COVID-19: Characteristics and Therapeutics

Abstract

Novel coronavirus (COVID-19 or 2019-nCoV or SARS-CoV-2), which suddenly emerged in December 2019 is still haunting the entire human race and has affected not only the healthcare system but also the global socioeconomic balances. COVID-19 was quickly designated as a global pandemic by the World Health Organization as there have been about 98.0 million confirmed cases and about 2.0 million confirmed deaths, as of January 2021. Although, our understanding of COVID-19 has significantly increased since its outbreak, and multiple treatment approaches and pharmacological interventions have been tested or are currently under development to mitigate its risk-factors. Recently, some vaccine candidates showed around 95% clinical efficacy, and now receiving emergency use approvals in different countries. US FDA recently approved BNT162 and mRNA-1273 vaccines developed by Pfizer/BioNTech and Moderna Inc. for emergency use and vaccination in the USA. In this review, we present a succinct overview of the SARS-CoV-2 virus structure, molecular mechanisms of infection, COVID-19 epidemiology, diagnosis, and clinical manifestations. We also systematize different treatment strategies and clinical trials initiated after the pandemic outbreak, based on viral infection and replication mechanisms. Additionally, we reviewed the novel pharmacological intervention approaches and vaccine development strategies against COVID-19. We speculate that the current pandemic emergency will trigger detailed studies of coronaviruses, their mechanism of infection, development of systematic drug repurposing approaches, and novel drug discoveries for current and future pandemic outbreaks.

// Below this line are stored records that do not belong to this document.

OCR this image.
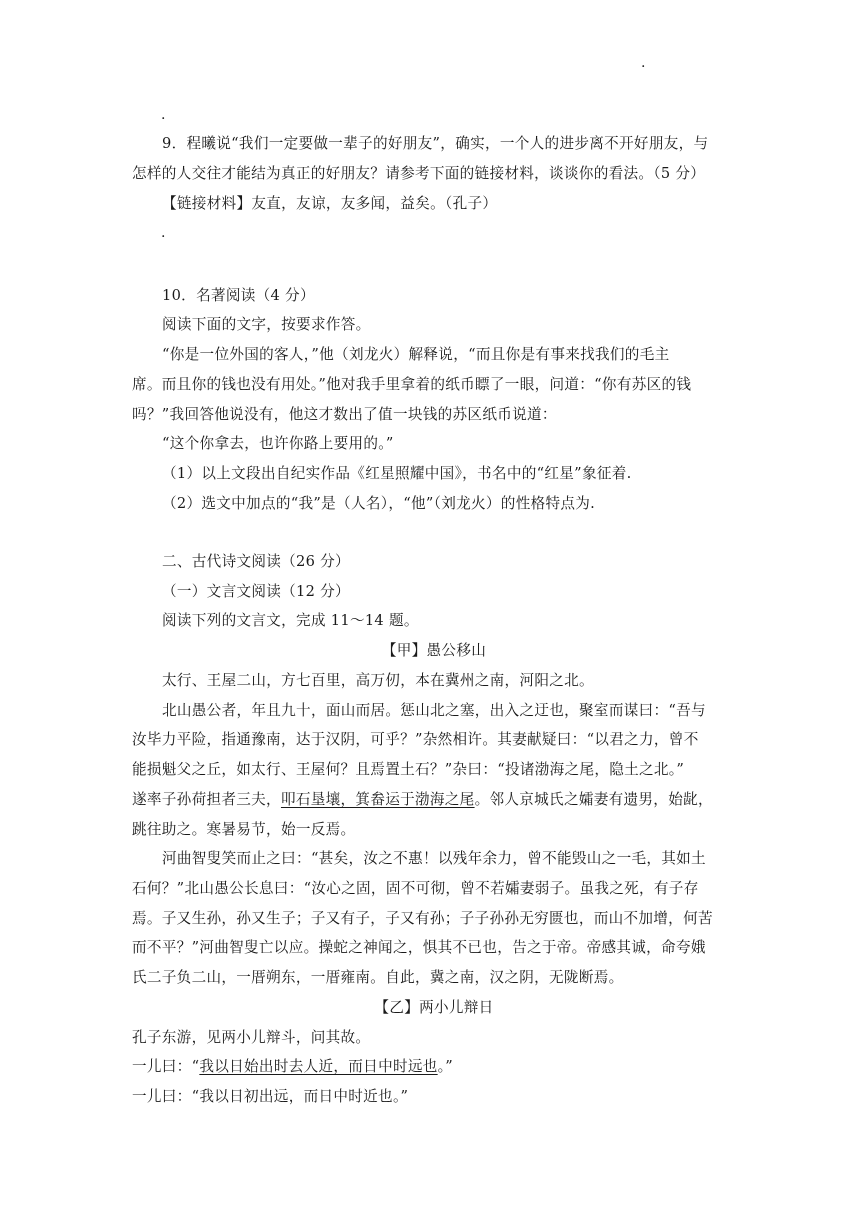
.
.
9．程曦说“我们一定要做一辈子的好朋友”，确实，一个人的进步离不开好朋友，与
怎样的人交往才能结为真正的好朋友？请参考下面的链接材料，谈谈你的看法。（5 分）
【链接材料】友直，友谅，友多闻，益矣。（孔子）
.
10．名著阅读（4 分）
阅读下面的文字，按要求作答。
“你是一位外国的客人，”他（刘龙火）解释说，“而且你是有事来找我们的毛主
席。而且你的钱也没有用处。”他对我手里拿着的纸币瞟了一眼，问道：“你有苏区的钱
吗？”我回答他说没有，他这才数出了值一块钱的苏区纸币说道：
“这个你拿去，也许你路上要用的。”
（1）以上文段出自纪实作品《红星照耀中国》，书名中的“红星”象征着.
（2）选文中加点的“我”是（人名），“他”（刘龙火）的性格特点为.
二、古代诗文阅读（26 分）
（一）文言文阅读（12 分）
阅读下列的文言文，完成 11～14 题。
【甲】愚公移山
太行、王屋二山，方七百里，高万仞，本在冀州之南，河阳之北。
北山愚公者，年且九十，面山而居。惩山北之塞，出入之迂也，聚室而谋曰：“吾与
汝毕力平险，指通豫南，达于汉阴，可乎？”杂然相许。其妻献疑曰：“以君之力，曾不
能损魁父之丘，如太行、王屋何？且焉置土石？”杂曰：“投诸渤海之尾，隐土之北。”
遂率子孙荷担者三夫，叩石垦壤，箕畚运于渤海之尾。邻人京城氏之孀妻有遗男，始龀，
跳往助之。寒暑易节，始一反焉。
河曲智叟笑而止之曰：“甚矣，汝之不惠！以残年余力，曾不能毁山之一毛，其如土
石何？”北山愚公长息曰：“汝心之固，固不可彻，曾不若孀妻弱子。虽我之死，有子存
焉。子又生孙，孙又生子；子又有子，子又有孙；子子孙孙无穷匮也，而山不加增，何苦
而不平？”河曲智叟亡以应。操蛇之神闻之，惧其不已也，告之于帝。帝感其诚，命夸娥
氏二子负二山，一厝朔东，一厝雍南。自此，冀之南，汉之阴，无陇断焉。
【乙】两小儿辩日
孔子东游，见两小儿辩斗，问其故。
一儿曰：“我以日始出时去人近，而日中时远也。”
一儿曰：“我以日初出远，而日中时近也。”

Keywords: COVID-19; SARS-CoV-2; coronavirus; epidemiology; pandemic; spike protein; therapeutics; vaccine.

Figure 1

Structure and genomic organization of SARS-CoV-2. (A) Schematic representation of SARS-CoV-2 virus structure and the positions of spike glycoprotein, hemagglutinin-esterase, envelope, membrane, nucleocapsid, and RNA viral genome. (B) Genomic organization of SARS-CoV-2 representing ORF1a, ORF1B which encode for nonstructural proteins such as papain-like protease, 3CL-protease, RNA-dependent RNA polymerase, helicase, and endoribonuclease. Genes coding for spike (S), envelope (E), membrane (M), and nucleocapsid (N) proteins are also displayed. Ribosomal frameshift location between ORF1 and ORF2 is shown at the junction of ORF1/2. Genomic positions are shown with dashed lines followed by nucleotide position number in RNA viral genome. The box highlights the genomic organization of spike (S) gene showing distinct S1 and S2 subunits coding segments. (C) Schematic magnified representation of SARS-CoV-2 spike glycoprotein showing S1 and S2 subunits. (D) Crystallographic structure of SARS-CoV-2 spike glycoprotein adapted from PDB ID:6VXX. Receptor binding domain (RBD) representing ACE2 receptor binding site in human cells, N-terminal domain (NTD), fusion protein (FP), transmembrane anchor (T.A.), and intracellular tail (I.T.) protein domains are displayed.

Figure 2

Schematic representation of SARS-CoV-2 virus life cycle. Drugs targeting different steps of coronavirus entry and lifecycle in human cells are also shown.

Figure 3

Schematic representation of some ongoing strategies for SARS-CoV-2 vaccine and their respective mechanism of action.